I’m tracking the relative position of decorations with yjs+prosemirror. Say so if somebody highlighted a paragraph in a document, then flagged it for review. I keep those positions in a YMap separate from the prosemirror fragment. In this discussion from a few years back: Y-prosemirror - Mapping a single relative position when doc changes - #3 by dmonad dmonad/Kevin mentions:
But it is important that you recompute the absolute position on every change (local and remote ones).
Does that mean on each prosemirror transaction, I should be updating the relative position to account for the changes in the transaction? If so what does that actually mean? Something like in the my prosemirror plugin apply() stepping through the transaction’s incremental changes and updating the positions somehow?

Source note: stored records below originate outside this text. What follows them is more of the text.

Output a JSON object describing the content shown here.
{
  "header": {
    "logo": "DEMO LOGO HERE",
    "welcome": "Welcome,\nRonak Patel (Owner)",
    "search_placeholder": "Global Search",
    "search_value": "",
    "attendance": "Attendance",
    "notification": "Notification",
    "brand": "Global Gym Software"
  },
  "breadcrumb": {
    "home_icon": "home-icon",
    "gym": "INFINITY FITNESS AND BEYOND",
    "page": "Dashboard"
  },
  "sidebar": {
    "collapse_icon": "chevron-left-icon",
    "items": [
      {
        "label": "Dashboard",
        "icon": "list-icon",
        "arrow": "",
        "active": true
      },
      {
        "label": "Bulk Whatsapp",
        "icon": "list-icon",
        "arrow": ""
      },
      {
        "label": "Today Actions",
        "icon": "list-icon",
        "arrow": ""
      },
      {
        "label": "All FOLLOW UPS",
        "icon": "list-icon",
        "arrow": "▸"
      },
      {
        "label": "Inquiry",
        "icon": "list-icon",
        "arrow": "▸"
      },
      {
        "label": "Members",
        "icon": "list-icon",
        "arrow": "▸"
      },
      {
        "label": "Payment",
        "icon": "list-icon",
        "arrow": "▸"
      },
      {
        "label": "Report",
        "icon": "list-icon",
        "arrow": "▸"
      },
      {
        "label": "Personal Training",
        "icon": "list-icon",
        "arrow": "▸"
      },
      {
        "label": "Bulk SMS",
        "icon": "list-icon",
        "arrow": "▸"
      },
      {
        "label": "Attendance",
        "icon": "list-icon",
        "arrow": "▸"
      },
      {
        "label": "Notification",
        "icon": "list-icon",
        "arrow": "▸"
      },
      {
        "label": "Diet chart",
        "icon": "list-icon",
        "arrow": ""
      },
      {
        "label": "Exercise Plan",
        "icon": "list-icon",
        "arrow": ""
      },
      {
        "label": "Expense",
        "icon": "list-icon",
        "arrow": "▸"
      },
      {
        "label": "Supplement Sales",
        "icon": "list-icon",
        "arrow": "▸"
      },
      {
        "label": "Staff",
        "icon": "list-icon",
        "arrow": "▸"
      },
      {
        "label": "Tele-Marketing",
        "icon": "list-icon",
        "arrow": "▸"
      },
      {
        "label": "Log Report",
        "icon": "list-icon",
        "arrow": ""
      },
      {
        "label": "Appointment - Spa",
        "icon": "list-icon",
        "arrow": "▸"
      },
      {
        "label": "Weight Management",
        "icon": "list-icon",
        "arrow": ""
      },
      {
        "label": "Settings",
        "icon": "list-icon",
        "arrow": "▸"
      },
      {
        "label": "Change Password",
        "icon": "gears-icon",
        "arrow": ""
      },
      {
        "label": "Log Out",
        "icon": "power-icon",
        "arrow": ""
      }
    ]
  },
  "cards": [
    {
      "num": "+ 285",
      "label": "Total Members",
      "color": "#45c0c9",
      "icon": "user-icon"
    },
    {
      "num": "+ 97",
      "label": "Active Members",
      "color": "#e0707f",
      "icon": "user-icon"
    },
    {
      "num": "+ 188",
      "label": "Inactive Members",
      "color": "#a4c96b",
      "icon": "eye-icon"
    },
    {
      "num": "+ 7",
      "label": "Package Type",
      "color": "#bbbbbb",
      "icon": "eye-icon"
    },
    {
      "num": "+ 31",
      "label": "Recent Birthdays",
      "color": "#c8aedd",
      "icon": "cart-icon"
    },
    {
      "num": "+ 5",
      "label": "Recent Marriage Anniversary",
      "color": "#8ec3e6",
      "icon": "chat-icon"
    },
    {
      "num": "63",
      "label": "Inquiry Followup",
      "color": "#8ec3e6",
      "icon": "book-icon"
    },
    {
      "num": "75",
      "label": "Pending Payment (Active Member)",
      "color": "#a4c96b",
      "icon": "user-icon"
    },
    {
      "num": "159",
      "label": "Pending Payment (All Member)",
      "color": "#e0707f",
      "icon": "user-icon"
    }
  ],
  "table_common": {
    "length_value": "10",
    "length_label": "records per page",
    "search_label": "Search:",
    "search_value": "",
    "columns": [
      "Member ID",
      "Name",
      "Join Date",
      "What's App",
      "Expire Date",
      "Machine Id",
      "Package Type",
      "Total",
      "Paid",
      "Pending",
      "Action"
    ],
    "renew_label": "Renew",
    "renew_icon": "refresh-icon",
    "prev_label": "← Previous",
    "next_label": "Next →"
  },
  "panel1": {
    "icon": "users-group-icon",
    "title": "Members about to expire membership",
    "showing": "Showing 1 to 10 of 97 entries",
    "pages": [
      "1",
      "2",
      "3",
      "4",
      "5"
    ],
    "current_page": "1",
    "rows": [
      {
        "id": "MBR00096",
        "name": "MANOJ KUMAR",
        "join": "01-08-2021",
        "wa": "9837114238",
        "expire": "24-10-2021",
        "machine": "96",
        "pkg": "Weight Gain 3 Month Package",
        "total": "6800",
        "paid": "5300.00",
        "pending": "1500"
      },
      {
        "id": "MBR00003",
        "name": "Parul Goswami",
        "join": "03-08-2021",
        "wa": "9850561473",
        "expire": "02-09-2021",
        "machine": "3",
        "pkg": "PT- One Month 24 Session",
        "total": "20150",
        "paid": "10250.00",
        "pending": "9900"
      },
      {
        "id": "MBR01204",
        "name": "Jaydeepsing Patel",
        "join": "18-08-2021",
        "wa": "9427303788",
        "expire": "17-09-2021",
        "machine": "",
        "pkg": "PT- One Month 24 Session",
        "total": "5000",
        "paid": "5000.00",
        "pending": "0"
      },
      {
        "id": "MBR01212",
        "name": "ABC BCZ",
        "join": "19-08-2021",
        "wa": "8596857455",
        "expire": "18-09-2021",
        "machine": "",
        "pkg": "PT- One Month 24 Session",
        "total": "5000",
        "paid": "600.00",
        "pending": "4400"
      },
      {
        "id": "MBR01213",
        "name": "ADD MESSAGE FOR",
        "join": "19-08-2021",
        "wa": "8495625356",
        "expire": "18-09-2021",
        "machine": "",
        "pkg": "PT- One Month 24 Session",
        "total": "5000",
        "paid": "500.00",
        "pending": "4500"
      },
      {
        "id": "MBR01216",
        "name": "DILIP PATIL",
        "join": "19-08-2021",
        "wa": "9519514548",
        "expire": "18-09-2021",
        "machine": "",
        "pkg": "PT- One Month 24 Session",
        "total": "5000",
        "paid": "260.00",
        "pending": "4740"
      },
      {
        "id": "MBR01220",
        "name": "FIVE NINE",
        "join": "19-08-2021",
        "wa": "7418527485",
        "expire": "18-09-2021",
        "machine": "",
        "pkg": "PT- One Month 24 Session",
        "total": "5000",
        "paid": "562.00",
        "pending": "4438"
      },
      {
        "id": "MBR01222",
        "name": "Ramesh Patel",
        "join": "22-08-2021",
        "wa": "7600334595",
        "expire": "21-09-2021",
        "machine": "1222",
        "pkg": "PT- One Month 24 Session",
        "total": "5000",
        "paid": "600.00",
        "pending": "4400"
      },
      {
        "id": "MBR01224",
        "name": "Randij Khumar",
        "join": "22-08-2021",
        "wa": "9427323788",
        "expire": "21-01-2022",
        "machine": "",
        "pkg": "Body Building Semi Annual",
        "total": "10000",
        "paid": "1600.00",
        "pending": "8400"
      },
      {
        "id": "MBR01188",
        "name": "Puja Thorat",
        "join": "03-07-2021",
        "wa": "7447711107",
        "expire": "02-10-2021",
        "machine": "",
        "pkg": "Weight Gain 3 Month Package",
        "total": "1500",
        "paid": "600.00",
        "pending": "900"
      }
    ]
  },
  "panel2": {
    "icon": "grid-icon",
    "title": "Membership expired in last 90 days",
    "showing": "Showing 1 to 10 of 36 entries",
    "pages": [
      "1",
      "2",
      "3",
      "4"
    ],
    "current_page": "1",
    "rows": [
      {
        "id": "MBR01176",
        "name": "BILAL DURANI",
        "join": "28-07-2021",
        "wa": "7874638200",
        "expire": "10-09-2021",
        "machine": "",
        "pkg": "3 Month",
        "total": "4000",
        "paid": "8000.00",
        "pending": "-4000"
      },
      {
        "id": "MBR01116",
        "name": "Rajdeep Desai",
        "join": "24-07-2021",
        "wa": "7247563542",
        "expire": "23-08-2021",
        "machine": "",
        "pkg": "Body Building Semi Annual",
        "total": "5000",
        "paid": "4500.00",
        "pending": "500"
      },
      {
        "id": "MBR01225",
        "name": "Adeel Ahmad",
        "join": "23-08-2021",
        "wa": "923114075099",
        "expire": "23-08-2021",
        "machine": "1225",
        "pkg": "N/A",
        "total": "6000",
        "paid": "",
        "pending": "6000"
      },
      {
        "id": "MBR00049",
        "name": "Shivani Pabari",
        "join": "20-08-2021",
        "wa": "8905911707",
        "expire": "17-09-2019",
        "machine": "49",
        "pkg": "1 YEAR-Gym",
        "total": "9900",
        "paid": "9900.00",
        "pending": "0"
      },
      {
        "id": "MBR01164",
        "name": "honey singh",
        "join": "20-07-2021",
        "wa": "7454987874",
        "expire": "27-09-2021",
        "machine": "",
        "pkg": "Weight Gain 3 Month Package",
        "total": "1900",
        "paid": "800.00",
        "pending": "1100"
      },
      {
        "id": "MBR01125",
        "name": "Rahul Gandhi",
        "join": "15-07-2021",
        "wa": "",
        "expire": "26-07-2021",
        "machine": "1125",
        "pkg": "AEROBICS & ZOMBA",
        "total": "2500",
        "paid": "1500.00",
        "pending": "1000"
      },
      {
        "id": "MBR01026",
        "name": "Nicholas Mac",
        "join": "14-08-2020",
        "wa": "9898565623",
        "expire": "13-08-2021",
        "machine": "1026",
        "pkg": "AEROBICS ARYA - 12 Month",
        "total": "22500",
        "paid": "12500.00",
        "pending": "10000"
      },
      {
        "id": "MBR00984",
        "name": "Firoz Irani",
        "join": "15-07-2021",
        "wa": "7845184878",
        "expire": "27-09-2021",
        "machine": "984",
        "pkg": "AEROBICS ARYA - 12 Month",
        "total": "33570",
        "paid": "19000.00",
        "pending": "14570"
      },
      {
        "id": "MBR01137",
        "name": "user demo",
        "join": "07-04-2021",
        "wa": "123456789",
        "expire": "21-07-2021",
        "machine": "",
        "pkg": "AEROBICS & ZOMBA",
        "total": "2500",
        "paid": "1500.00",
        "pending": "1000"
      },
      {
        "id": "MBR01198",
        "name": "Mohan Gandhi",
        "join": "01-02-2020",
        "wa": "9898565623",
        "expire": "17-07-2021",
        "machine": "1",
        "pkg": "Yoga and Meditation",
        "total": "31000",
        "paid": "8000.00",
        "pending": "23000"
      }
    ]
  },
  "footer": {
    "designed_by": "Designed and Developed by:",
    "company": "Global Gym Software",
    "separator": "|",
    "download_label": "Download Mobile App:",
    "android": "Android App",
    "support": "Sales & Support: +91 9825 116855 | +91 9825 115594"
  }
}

I mostly have this working, but there are cases where the positions get really out of place. Like selecting a large block of text before the position and then deleting it. But editing characters one by one, the positions seem to work fine. Why might that be?

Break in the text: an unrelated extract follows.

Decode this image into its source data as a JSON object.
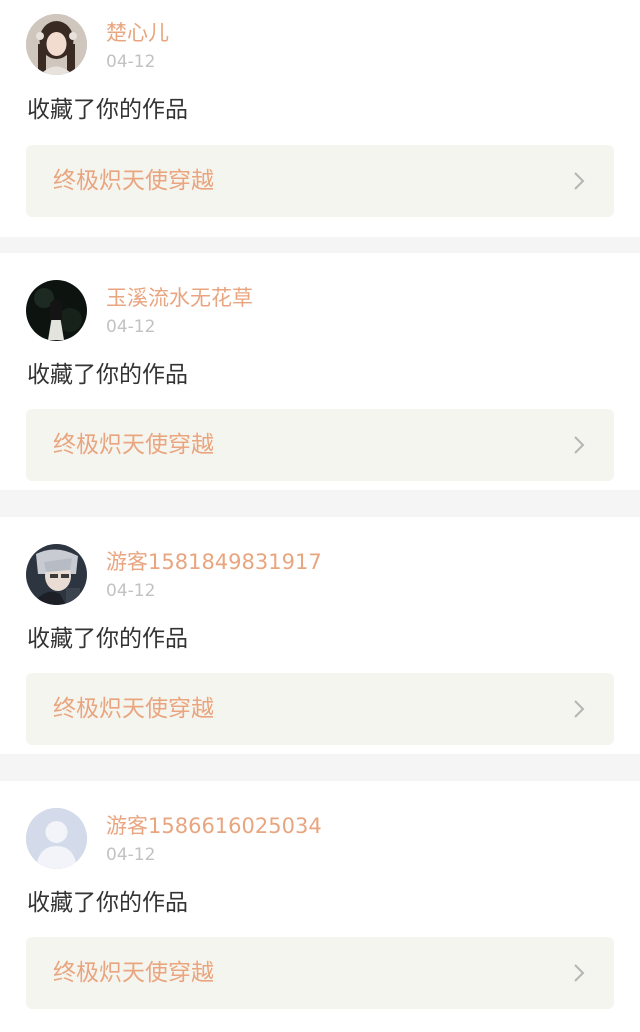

The relative position is a stable value. You can safely store them and don’t have to worry about updating them. What you need to in reaction to every transaction is to recompute the absolute positions — the ones you use to create your decorations.
I have implemented this for a “comments” functionality and the way I do it is by reacting to changes inside of the apply function: if the change originated remotely, I recompute every decoration from the list of relative positions; if the change originates locally, I just map the decoration set over the transaction.
Ok, thanks for the explanation. I actually am doing the mapping I think. I just wasn’t sure what that meant exactly. So it looks like my bug is elsewhere. My decorations are positioning correctly after edits, but digging deeper it’s actually an overlay that’s not rendered by Prosemirror that’s getting positioned incorrectly.
my plugin has something like:
apply(tr, prevState, _oldState, newState) {
// I could add && ystate.binding here, not sure
// what the effect of not having it is
if (ystate && ystate.isChangeOrigin) {
//recalculate all decorations
return { decorations: getDecorations() };
}
return { decorations: prevState.decorations.map(tr.mapping, tr.doc) };
},
props: {
decorations(state) {
return myPluginKey.getState(state)?.decorations ?? DecorationSet.empty;
}
}
Yep, that was it! Since I was tracking the highlight positions in a separate YMap, I just needed to re-map those positions in response to local changes. I was missing that step in one code path. Thanks again!